L'argument de l'écologie impossible sans écologiste
Pour étayer sa position, Yannick Jadot fait valoir plusieurs arguments. Il y a assurément un vote utile qui a joué en faveur de Jean-Luc Mélenchon, de sorte que le poids des écologistes au sein de l’électorat ne saurait être ramené au seul résultat de Yannick Jadot dans les urnes. D’ailleurs, au niveau local et européen, les succès obtenus par Europe Ecologie-Les Verts dépassent grandement ceux de LFI. Yannick Jadot ne manque pas de le rappeler bien sûr. Mais il va un cran plus loin : "Il nous faut un groupe écologiste puissant à l'Assemblée nationale si nous voulons que la voix écologique soit portée. Ce que dit la réalité du terrain, c'est qu'il n'y a pas d'écologie sans écologistes. S'il n'y a pas d'écologistes à l'Assemblée nationale, il n'y aura malheureusement pas d'écologie dans ce quinquennat."

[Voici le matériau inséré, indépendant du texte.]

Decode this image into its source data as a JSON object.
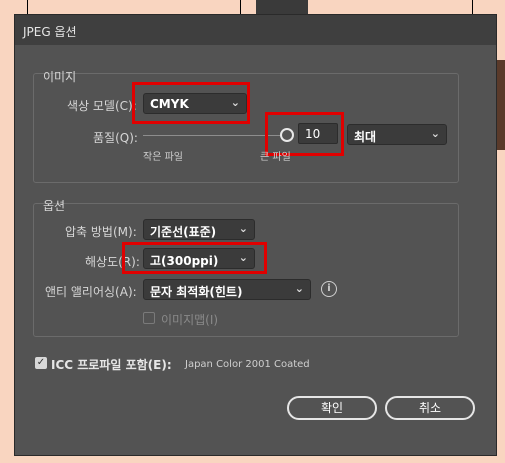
{
  "window": {
    "title": "JPEG 옵션"
  },
  "image_group": {
    "title": "이미지",
    "color_model_label": "색상 모델(C):",
    "color_model_value": "CMYK",
    "quality_label": "품질(Q):",
    "quality_value": "10",
    "quality_level": 10,
    "quality_preset_value": "최대",
    "small_file_label": "작은 파일",
    "large_file_label": "큰 파일"
  },
  "options_group": {
    "title": "옵션",
    "compression_label": "압축 방법(M):",
    "compression_value": "기준선(표준)",
    "resolution_label": "해상도(R):",
    "resolution_value": "고(300ppi)",
    "antialias_label": "앤티 앨리어싱(A):",
    "antialias_value": "문자 최적화(힌트)",
    "imagemap_label": "이미지맵(I)"
  },
  "icc": {
    "label": "ICC 프로파일 포함(E):",
    "profile": "Japan Color 2001 Coated",
    "checked": true
  },
  "buttons": {
    "ok": "확인",
    "cancel": "취소"
  },
  "icons": {
    "info": "info-icon",
    "chevron": "chevron-down-icon",
    "check": "checkmark-icon"
  },
  "colors": {
    "highlight": "#e00000",
    "dialog_bg": "#535353",
    "field_bg": "#3b3b3b"
  }
}
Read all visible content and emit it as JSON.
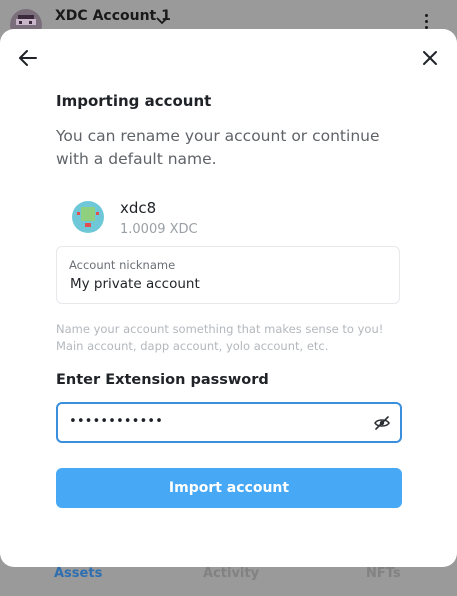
{
  "background": {
    "account_name": "XDC Account 1",
    "tabs": [
      {
        "label": "Assets",
        "active": true
      },
      {
        "label": "Activity",
        "active": false
      },
      {
        "label": "NFTs",
        "active": false
      }
    ]
  },
  "modal": {
    "title": "Importing account",
    "subtitle": "You can rename your account or continue with a default name.",
    "account": {
      "name": "xdc8",
      "balance": "1.0009 XDC"
    },
    "nickname": {
      "label": "Account nickname",
      "value": "My private account"
    },
    "hint": "Name your account something that makes sense to you! Main account, dapp account, yolo account, etc.",
    "password": {
      "label": "Enter Extension password",
      "masked_value": "••••••••••••"
    },
    "import_button": "Import account"
  },
  "colors": {
    "accent": "#47a8f5",
    "focus_border": "#3b8edb",
    "active_tab": "#2f6fb0"
  }
}
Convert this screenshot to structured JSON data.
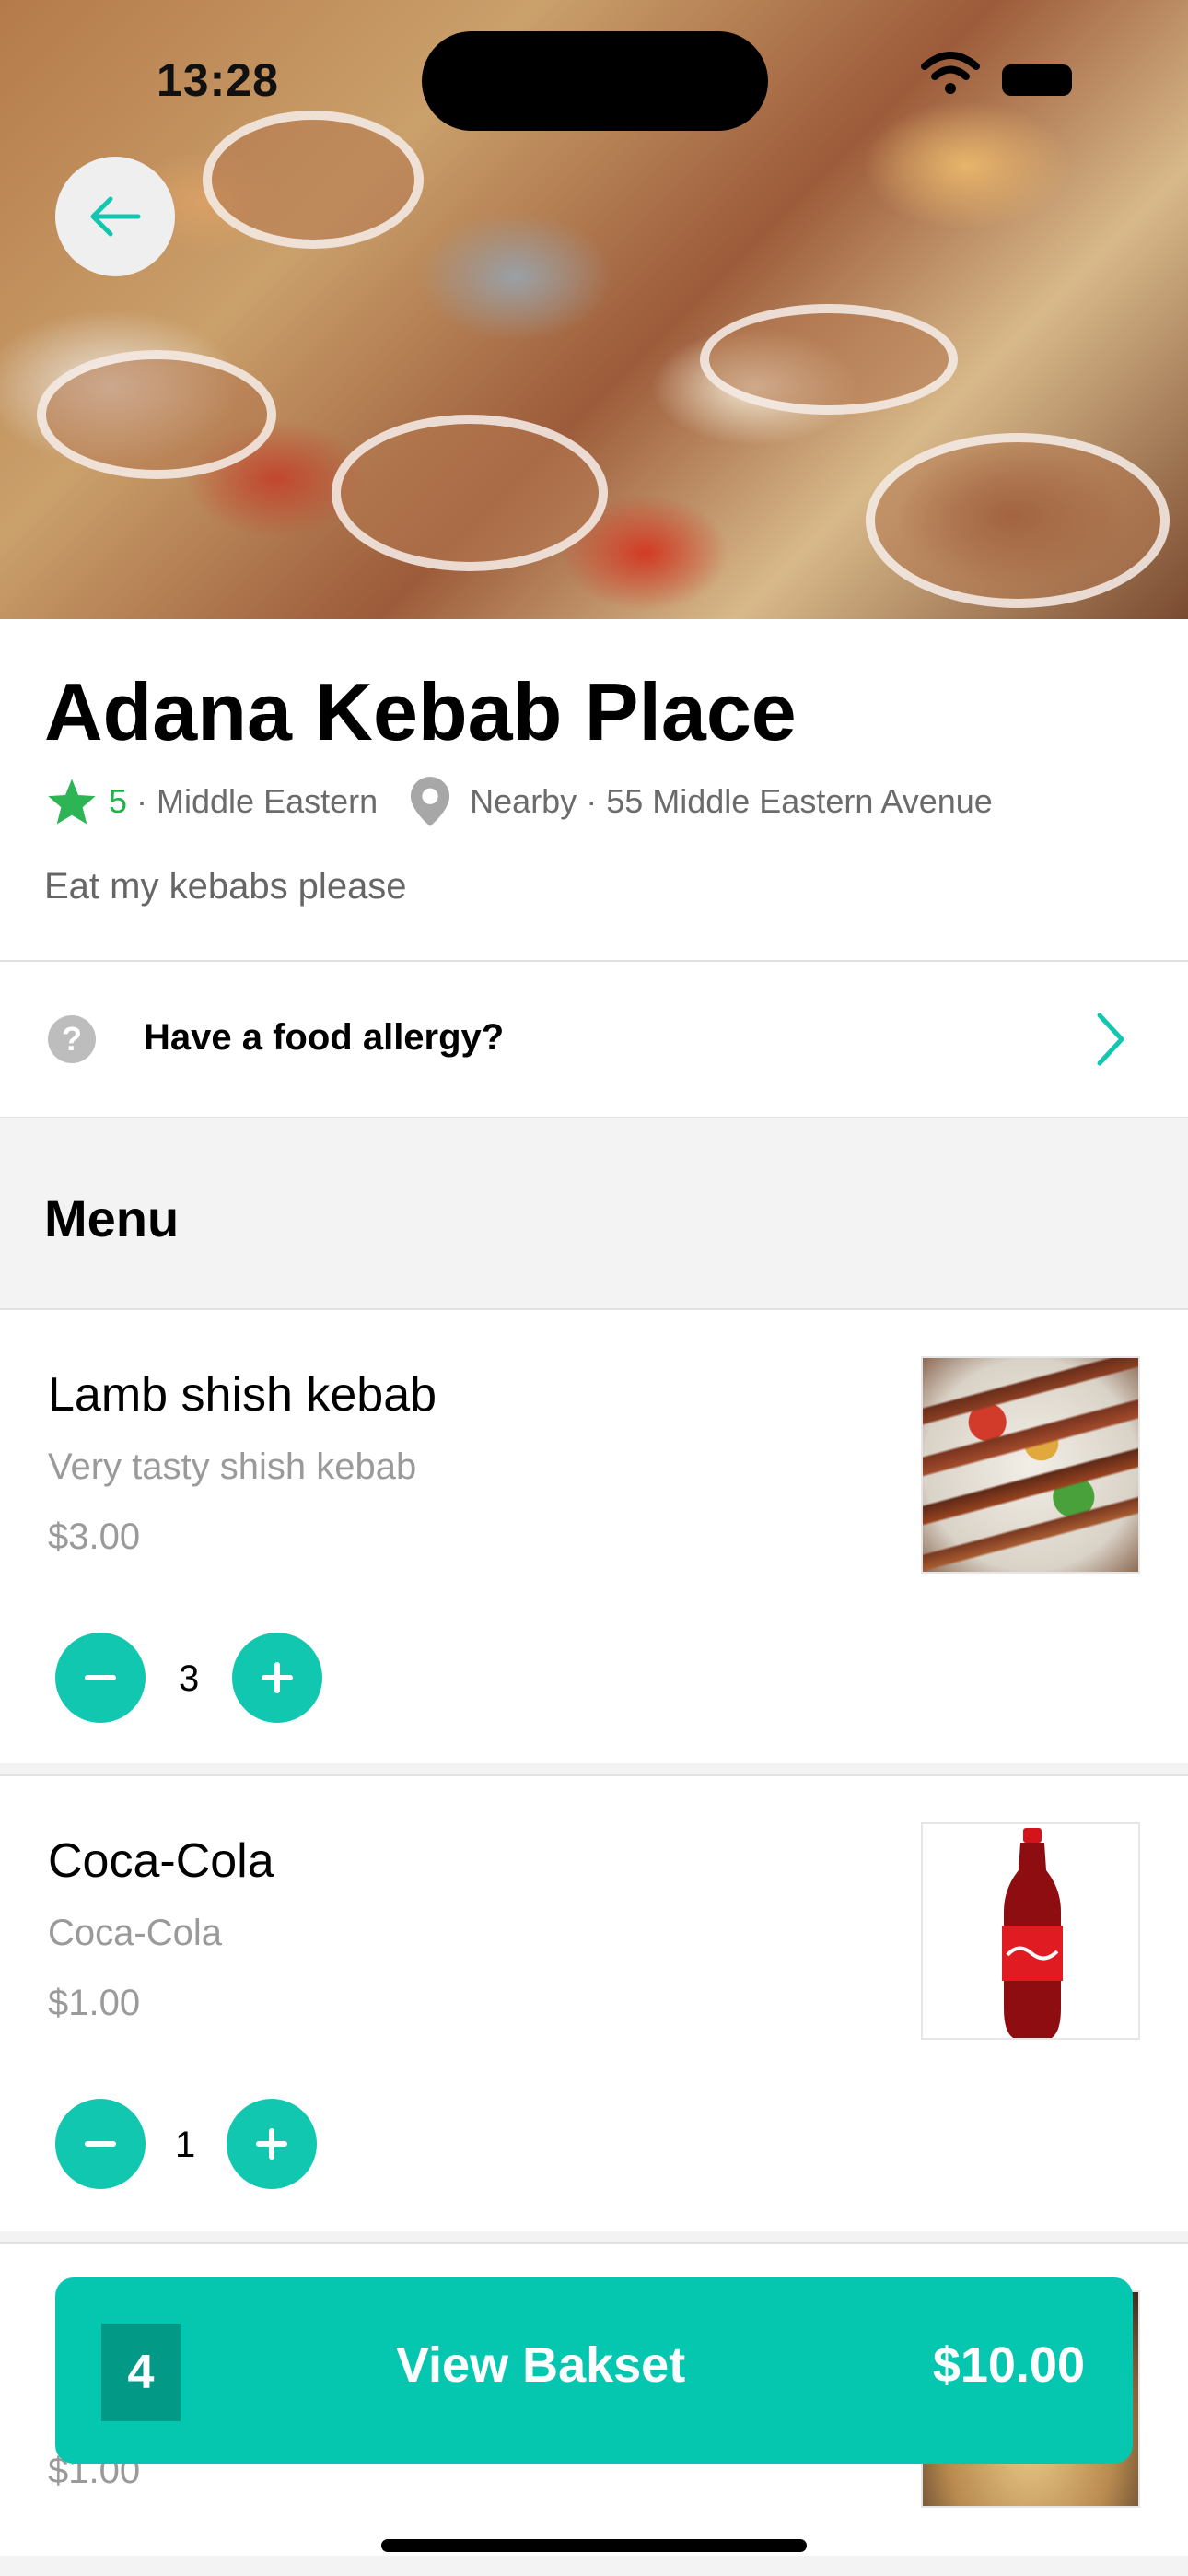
{
  "status_bar": {
    "time": "13:28"
  },
  "restaurant": {
    "name": "Adana Kebab Place",
    "rating": "5",
    "cuisine": "Middle Eastern",
    "location": "Nearby · 55 Middle Eastern Avenue",
    "description": "Eat my kebabs please"
  },
  "allergy": {
    "label": "Have a food allergy?"
  },
  "menu": {
    "heading": "Menu",
    "items": [
      {
        "name": "Lamb shish kebab",
        "description": "Very tasty shish kebab",
        "price": "$3.00",
        "quantity": "3",
        "image": "kebab-photo"
      },
      {
        "name": "Coca-Cola",
        "description": "Coca-Cola",
        "price": "$1.00",
        "quantity": "1",
        "image": "coca-cola-bottle-photo"
      },
      {
        "name": "",
        "description": "",
        "price": "$1.00",
        "image": "food-photo"
      }
    ]
  },
  "basket": {
    "count": "4",
    "label": "View Bakset",
    "total": "$10.00"
  },
  "colors": {
    "accent": "#05c7b0",
    "accent_dark": "#029a86",
    "rating": "#22b24c"
  },
  "icons": [
    "back-arrow-icon",
    "star-icon",
    "location-pin-icon",
    "question-icon",
    "chevron-right-icon",
    "minus-icon",
    "plus-icon",
    "wifi-icon",
    "battery-icon"
  ]
}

"Sans écologistes, pas d’écologie" : c’est ce que l’on appelle une polyptote, une figure qui consiste à utiliser deux mots issus de la même racine pour créer une impression de cohérence et, même, d’évidence. Du point de vue rhétorique, c’est assez efficace. Sur le plan politique en revanche, c’est totalement fallacieux. Voilà bien longtemps, en effet, que l’enjeu écologique n’est plus défendu seulement par les écologistes, loin s’en faut. L’écologie était l’une des lignes directrices du programme de Jean-Luc Mélenchon, et elle a même constitué, par sincérité ou par calcul, le principal thème développé par Emmanuel Macron dans l’entre-deux-tours. La présence d’un groupe EELV à l’Assemblée nationale n’est donc une condition ni nécessaire ni suffisante à la poursuite d’une politique écologique durant le quinquennat.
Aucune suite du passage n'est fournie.